Ondas de preconceito recorrentes

Renné aponta que “ser russo não é sinônimo de apoiar um presidente autocrático”. “Na história americana, pessoas inocentes muitas vezes se tornaram bodes expiatórios para as decisões imorais dos tiranos. Com a guerra de Putin contra a Ucrânia, não finja que não pode acontecer novamente”, adverte, destacando outros episódios em que diversas nacionalidades foram alvo de discriminação em diversos países, em especial nos Estados Unidos, como os chineses, durante a pandemia de covid-19, ou mesmo a islamofobia estimulada após os ataques terroristas do 11 de Setembro.

“O sentimento antimuçulmano e a violência aumentaram após os ataques de 11 de setembro de 2001. Manifestantes islamofóbicos frustraram os planos de construção de mesquitas e centros comunitários, enquanto casas de culto muçulmanas foram desfiguradas e vandalizadas”, lembra. “Desde o início da pandemia de covid-19, os crimes de ódio contra asiáticos, asiático-americanos e habitantes das ilhas do Pacífico aumentaram. Depois que a China se tornou a primeira nação a identificar o vírus, Chinatowns, inclusive em Boston, sofreram o peso da raiva e do medo irracionais que fizeram com que seus negócios lutassem semanas antes de o país entrar em confinamento.”

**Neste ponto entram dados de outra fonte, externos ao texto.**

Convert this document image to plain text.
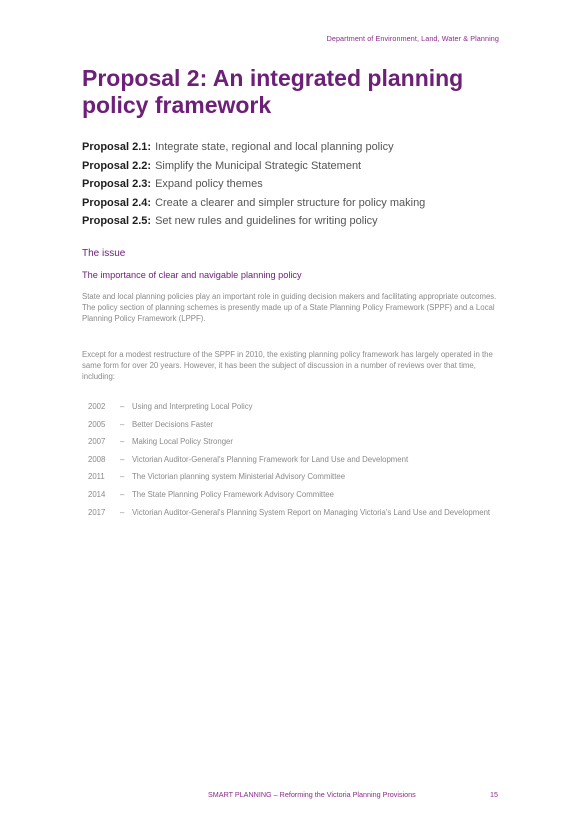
Department of Environment, Land, Water & Planning
Proposal 2: An integrated planning policy framework
Proposal 2.1: Integrate state, regional and local planning policy
Proposal 2.2: Simplify the Municipal Strategic Statement
Proposal 2.3: Expand policy themes
Proposal 2.4: Create a clearer and simpler structure for policy making
Proposal 2.5: Set new rules and guidelines for writing policy
The issue
The importance of clear and navigable planning policy

State and local planning policies play an important role in guiding decision makers and facilitating appropriate outcomes. The policy section of planning schemes is presently made up of a State Planning Policy Framework (SPPF) and a Local Planning Policy Framework (LPPF).

Except for a modest restructure of the SPPF in 2010, the existing planning policy framework has largely operated in the same form for over 20 years. However, it has been the subject of discussion in a number of reviews over that time, including:

2002	– Using and Interpreting Local Policy
2005	– Better Decisions Faster
2007	– Making Local Policy Stronger
2008	– Victorian Auditor-General's Planning Framework for Land Use and Development
2011	– The Victorian planning system Ministerial Advisory Committee
2014	– The State Planning Policy Framework Advisory Committee
2017	– Victorian Auditor-General's Planning System Report on Managing Victoria's Land Use and Development
SMART PLANNING – Reforming the Victoria Planning Provisions	15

Os números demonstram a realidade que Renné aponta. Entre março de 2020 e dezembro de 2021, um total de 10.905 incidentes de ódio contra pessoas asiáticas americanas e das Ilhas do Pacífico (AAPI) foram relatados à entidade Stop AAPI Hate. As violações dos direitos civis como, por exemplo, discriminação no local de trabalho, recusa de serviço, ser barrado em transporte e discriminação relacionada à moradia, representaram 11,5% do total de incidentes.

“Sem dúvida, as repercussões sempre são mais profundas para as comunidades não brancas”, lembra a jornalista. “Meses após o bombardeio de Pearl Harbor pelo Japão em 1941, mais de 120 mil nipo-americanos foram removidos à força de suas casas e enviados para campos de internação onde permaneceram durante a guerra. Nada mais do que sua etnia os tornava suspeitos. Algo que expôs de forma singular o que a cidadania americana realmente significa para quem não é branco.”